As you may have heard, New Orleans Saints linebacker Jonathan Vilma filed a defamation lawsuit against NFL Commissioner Roger Goodell, claiming that Goodell's repeated, public accusations associating Vilma with the Saints' bounty program are hurting Vilma's reputation and causing him economic harm. Vilma is seeking unspecified monetary damages, punitive damages, and attorneys' fees.
Goodell has claimed that Vilma was a leader in an alleged Saints bounty program that offered thousands of dollars for hits which took out opposing teams' star players between 2009 and 2011. Vilma says that he never offered money to any player for intentionally hurting an opponent, reports ESPN.
Vilma has been suspended from the team for the 2012-2013 season for his alleged involvement in the program.
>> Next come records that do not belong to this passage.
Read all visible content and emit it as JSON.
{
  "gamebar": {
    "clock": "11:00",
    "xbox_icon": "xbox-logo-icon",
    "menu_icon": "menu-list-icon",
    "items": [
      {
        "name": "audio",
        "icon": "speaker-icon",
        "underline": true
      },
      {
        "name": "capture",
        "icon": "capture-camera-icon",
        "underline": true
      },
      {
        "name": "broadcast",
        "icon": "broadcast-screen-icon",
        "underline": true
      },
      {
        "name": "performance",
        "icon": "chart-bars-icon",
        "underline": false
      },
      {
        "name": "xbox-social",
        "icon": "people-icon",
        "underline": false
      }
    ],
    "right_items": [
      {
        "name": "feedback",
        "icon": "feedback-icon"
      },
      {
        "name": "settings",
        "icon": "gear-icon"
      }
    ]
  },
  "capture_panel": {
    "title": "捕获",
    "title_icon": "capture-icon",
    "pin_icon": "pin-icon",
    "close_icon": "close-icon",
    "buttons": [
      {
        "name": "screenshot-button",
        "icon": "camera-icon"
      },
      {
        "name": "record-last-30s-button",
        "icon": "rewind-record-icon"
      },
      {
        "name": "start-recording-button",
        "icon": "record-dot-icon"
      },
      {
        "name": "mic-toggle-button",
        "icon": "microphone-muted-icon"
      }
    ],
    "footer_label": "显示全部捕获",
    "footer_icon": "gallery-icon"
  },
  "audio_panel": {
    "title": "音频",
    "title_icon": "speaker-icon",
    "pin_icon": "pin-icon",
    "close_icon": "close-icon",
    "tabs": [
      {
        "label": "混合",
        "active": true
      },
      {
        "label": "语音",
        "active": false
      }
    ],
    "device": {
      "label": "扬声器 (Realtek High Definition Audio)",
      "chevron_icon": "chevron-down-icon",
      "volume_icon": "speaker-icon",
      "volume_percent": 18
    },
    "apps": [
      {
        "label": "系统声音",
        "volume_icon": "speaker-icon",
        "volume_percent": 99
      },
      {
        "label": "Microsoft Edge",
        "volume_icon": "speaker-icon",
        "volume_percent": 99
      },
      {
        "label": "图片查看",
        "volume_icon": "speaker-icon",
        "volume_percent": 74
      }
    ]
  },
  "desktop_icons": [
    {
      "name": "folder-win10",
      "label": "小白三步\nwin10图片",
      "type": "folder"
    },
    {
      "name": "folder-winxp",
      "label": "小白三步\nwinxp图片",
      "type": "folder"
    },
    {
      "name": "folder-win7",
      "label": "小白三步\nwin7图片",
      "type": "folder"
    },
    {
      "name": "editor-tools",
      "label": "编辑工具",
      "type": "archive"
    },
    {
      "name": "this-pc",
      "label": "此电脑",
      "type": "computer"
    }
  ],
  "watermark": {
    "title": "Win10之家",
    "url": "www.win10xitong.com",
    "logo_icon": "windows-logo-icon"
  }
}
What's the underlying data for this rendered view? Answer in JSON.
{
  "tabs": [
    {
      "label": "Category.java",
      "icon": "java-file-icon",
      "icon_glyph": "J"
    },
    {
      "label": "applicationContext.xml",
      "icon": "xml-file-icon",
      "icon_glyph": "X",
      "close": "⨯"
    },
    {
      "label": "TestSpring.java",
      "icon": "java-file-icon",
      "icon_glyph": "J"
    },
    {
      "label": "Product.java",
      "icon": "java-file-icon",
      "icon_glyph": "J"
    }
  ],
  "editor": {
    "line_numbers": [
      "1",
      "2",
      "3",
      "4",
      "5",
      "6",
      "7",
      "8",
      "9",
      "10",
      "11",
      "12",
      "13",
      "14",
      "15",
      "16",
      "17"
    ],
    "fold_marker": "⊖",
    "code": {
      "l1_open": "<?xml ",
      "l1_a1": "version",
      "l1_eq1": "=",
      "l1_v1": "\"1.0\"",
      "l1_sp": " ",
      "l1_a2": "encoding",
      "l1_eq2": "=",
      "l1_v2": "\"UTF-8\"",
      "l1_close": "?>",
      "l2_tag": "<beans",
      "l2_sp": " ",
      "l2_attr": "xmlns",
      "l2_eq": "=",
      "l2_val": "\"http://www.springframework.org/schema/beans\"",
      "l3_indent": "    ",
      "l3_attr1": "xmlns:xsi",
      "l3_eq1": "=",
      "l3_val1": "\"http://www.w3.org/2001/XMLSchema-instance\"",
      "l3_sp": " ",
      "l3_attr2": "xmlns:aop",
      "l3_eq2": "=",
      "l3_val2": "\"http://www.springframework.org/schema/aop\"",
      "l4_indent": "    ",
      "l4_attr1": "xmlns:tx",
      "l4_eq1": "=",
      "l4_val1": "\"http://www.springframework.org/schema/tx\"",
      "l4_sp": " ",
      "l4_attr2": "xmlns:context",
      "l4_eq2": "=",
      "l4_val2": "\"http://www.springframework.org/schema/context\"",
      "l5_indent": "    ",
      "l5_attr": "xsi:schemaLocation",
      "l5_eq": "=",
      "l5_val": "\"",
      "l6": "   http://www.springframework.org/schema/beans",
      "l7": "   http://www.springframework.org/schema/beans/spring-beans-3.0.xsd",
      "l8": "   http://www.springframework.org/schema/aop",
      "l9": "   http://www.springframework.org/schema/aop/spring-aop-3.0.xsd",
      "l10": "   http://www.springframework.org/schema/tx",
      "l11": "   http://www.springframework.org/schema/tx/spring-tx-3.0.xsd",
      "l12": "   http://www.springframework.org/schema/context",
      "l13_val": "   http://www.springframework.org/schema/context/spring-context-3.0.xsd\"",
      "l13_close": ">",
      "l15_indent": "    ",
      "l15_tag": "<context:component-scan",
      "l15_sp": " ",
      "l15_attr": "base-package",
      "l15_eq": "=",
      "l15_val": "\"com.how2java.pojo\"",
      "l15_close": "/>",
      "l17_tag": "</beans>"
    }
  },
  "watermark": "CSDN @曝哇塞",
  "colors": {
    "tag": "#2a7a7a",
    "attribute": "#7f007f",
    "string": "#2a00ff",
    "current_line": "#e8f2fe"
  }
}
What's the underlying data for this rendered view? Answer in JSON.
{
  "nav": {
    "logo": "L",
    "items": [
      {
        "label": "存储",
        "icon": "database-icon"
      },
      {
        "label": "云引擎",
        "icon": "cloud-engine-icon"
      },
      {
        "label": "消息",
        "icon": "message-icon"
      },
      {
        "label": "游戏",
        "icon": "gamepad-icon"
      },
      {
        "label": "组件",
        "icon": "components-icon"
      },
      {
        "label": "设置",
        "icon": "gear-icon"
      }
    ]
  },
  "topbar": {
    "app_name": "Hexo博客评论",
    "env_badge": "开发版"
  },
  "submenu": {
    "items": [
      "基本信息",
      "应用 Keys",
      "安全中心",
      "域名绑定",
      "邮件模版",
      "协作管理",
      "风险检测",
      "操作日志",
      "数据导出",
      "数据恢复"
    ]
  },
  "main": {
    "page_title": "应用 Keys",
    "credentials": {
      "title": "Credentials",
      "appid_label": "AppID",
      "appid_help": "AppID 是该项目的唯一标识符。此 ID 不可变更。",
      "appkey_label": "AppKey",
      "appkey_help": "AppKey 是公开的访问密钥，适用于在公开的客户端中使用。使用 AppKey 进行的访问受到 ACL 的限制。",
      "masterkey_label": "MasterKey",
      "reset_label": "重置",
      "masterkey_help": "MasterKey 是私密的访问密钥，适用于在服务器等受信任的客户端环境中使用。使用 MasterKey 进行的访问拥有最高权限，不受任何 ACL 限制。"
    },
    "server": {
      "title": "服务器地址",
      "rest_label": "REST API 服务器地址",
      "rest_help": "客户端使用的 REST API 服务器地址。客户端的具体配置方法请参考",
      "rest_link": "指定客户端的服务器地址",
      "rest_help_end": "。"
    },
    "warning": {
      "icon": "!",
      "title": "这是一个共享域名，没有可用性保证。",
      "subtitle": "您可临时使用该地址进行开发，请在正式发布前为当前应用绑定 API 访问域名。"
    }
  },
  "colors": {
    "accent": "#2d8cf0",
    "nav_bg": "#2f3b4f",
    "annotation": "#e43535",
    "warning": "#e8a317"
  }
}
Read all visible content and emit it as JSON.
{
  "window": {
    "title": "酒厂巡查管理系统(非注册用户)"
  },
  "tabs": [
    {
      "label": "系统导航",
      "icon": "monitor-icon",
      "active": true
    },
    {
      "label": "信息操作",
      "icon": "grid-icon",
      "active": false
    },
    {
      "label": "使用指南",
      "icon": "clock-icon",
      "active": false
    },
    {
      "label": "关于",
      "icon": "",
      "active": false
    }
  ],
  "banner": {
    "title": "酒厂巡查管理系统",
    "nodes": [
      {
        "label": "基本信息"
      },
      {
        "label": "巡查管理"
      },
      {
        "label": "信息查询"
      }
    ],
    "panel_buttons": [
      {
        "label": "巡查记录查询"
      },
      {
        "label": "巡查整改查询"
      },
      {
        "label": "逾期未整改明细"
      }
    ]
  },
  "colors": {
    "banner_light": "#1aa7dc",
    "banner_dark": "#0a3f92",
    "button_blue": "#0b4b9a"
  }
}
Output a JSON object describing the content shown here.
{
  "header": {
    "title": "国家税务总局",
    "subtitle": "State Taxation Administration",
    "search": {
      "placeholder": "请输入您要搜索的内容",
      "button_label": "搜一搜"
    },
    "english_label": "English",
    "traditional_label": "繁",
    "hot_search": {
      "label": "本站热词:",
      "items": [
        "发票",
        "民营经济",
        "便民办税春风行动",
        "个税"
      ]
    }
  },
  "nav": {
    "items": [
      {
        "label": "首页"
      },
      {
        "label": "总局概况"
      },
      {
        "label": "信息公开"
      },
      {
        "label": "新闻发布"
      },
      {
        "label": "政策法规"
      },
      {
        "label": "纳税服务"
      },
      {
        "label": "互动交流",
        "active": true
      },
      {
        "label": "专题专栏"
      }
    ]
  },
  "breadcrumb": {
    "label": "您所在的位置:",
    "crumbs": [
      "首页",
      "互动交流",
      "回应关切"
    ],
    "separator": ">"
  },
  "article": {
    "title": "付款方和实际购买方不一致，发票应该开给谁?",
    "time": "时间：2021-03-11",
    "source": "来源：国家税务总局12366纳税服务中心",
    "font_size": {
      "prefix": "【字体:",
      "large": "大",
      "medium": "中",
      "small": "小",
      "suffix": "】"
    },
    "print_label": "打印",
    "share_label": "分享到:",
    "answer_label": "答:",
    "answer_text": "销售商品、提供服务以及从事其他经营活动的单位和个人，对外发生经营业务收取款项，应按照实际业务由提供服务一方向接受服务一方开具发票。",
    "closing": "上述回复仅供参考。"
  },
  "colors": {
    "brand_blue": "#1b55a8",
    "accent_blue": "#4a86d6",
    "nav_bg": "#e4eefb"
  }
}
Since Vilma is a public figure, Vilma must prove that Goodell knew his statements were false or that he recklessly disregarded the truth when he made claims about the bounty program. That's a high bar, so Goodell will probably avoid defamation liability. The real value in Vilma's lawsuit, however, is that Goodell and the NFL will likely be forced to turn over evidence regarding the bounty program.
The players' association claims the NFL has refused to provide hard evidence that Vilma or the other sanctioned players tried to intentionally injure targeted opponents; if Goodell and the NFL want to kick Vilma's defamation lawsuit at summary judgment, (either in the district court or the Fifth Circuit Court of Appeals), they'll have to show their cards.
If Jonathan Vilma's claims go to trial, we're pretty sure we'll be seeing a Fifth Circuit appeal, no matter what the outcome is. What do you think? Can Vilma win his claim?